The file I am using: https://drive.google.com/file/d/1-8fZtBeLf-VFFZL45AN329AlOXo_ZvYP/view?usp=sharing

hoehermann commented 2 months ago

I put a couple of hours into this. Unfortunately, I could not get it to work. Eventually, I was able to read the text in https://github.com/hoehermann/pypdf_strreplace/tree/debug-gui, but I have no idea how to write it for your particular file. I am sorry.

guyromb commented 2 months ago

Does it makes it easier if possible to support only hebrew to hebrew?

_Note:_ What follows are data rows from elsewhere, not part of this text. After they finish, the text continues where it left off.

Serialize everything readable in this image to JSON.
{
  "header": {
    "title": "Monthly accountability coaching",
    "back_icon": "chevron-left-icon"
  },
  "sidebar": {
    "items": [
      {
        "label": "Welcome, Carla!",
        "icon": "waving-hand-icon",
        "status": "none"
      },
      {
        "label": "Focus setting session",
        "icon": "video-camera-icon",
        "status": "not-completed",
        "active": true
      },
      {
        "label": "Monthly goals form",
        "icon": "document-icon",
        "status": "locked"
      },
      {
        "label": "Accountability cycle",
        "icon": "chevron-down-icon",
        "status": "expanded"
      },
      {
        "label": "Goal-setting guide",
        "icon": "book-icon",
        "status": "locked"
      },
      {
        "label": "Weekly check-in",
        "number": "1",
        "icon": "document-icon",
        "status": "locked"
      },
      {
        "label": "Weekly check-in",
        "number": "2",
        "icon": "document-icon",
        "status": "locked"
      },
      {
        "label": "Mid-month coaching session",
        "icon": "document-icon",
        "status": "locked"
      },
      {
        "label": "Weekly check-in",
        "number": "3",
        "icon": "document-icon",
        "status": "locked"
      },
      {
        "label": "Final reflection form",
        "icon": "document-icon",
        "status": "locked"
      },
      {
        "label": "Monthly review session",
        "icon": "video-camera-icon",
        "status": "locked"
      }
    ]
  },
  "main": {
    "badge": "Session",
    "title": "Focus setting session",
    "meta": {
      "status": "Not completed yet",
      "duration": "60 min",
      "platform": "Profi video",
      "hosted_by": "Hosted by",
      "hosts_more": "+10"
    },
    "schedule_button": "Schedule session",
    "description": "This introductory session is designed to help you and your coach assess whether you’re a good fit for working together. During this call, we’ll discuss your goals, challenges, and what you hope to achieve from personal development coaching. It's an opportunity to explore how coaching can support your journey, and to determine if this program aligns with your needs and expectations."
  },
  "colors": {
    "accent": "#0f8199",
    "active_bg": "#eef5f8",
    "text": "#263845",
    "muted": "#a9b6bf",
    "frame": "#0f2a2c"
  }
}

hoehermann commented 2 months ago

Maybe, but I am really not sure.

I have an idea though. PDF is a file format that is notoriously hard to edit. It is specifically made not to be edited, but only printed. Perhaps we should re-think the overall approach to your goal. I assume you want to automate some process that generates badges. Instead of replacing the text on an existing PDF, you could generate the PDF so it has the correct text in the first place.

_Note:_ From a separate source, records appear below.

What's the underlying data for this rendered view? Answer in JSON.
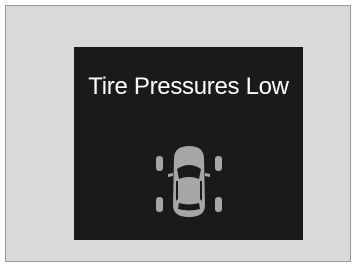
{
  "warning": {
    "message": "Tire Pressures Low",
    "icon": "car-top-view-tires-icon",
    "background_color": "#1a1a1a",
    "text_color": "#ffffff",
    "icon_color": "#a6a6a6"
  }
}
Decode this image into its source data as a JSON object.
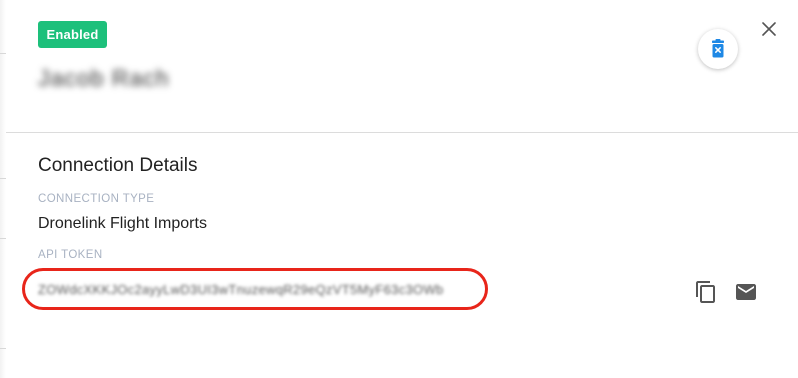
{
  "status_badge": "Enabled",
  "user_name": "Jacob Rach",
  "section_title": "Connection Details",
  "connection_type": {
    "label": "CONNECTION TYPE",
    "value": "Dronelink Flight Imports"
  },
  "api_token": {
    "label": "API TOKEN",
    "value": "ZOWdcXKKJOc2ayyLwD3UI3wTnuzewqR29eQzVT5MyF63c3OWb"
  },
  "icons": {
    "close": "close-icon",
    "delete": "trash-icon",
    "copy": "copy-icon",
    "email": "mail-icon"
  },
  "colors": {
    "badge": "#1dc07b",
    "delete_icon": "#1e88e5",
    "highlight": "#e8251a",
    "label": "#a8b2c2"
  }
}
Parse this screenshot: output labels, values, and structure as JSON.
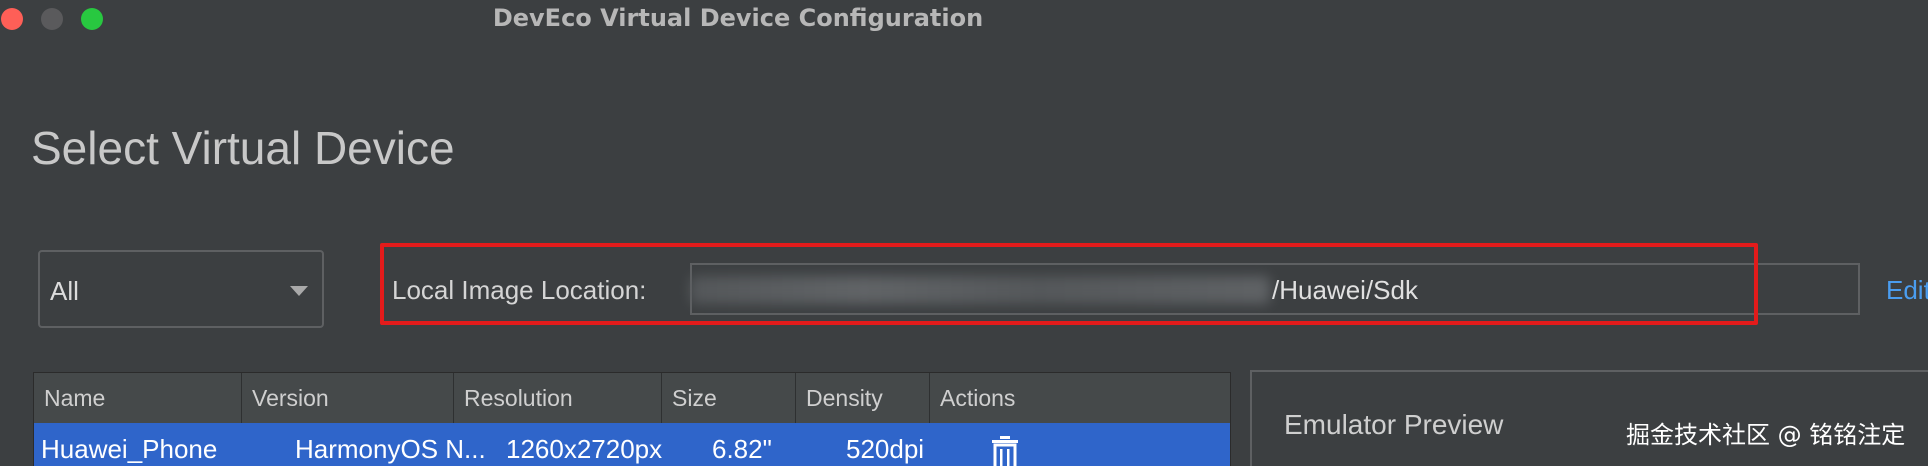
{
  "window": {
    "title": "DevEco Virtual Device Configuration"
  },
  "page": {
    "title": "Select Virtual Device"
  },
  "filter": {
    "value": "All",
    "icon": "chevron-down-icon"
  },
  "location": {
    "label": "Local Image Location:",
    "visible_suffix": "/Huawei/Sdk",
    "edit_label": "Edit",
    "highlight_color": "#e31b1b"
  },
  "table": {
    "columns": [
      "Name",
      "Version",
      "Resolution",
      "Size",
      "Density",
      "Actions"
    ],
    "rows": [
      {
        "name": "Huawei_Phone",
        "version": "HarmonyOS N...",
        "resolution": "1260x2720px",
        "size": "6.82\"",
        "density": "520dpi",
        "action_icon": "trash-icon"
      }
    ],
    "selected_row_color": "#2f65ca"
  },
  "preview": {
    "title": "Emulator Preview"
  },
  "watermark": {
    "text": "掘金技术社区 @ 铭铭注定"
  },
  "colors": {
    "background": "#3c3f41",
    "accent": "#4a9df0",
    "traffic_close": "#fe5f57",
    "traffic_minimize": "#5a5a5c",
    "traffic_maximize": "#28c840"
  }
}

I attached a koby_levi.zip with a text-less variant of your badge design (sorry, I do not have an Adobe Illustrator License and used Inkscape) and a .tex file that is supposed to be used with https://en.wikipedia.org/wiki/XeTeX. The tex file can be edited with a text editor and can contain Latin and Hebrew text. The numbers designate where the text should be put on the background. Probably needs some time to get the positions right, but once that is done, the text should be easy to maintain. :)

I hope this helps.

guyromb commented 2 months ago

Above solution is a bit tricky. Let me drop you an email with some more private details - and see if it's a match.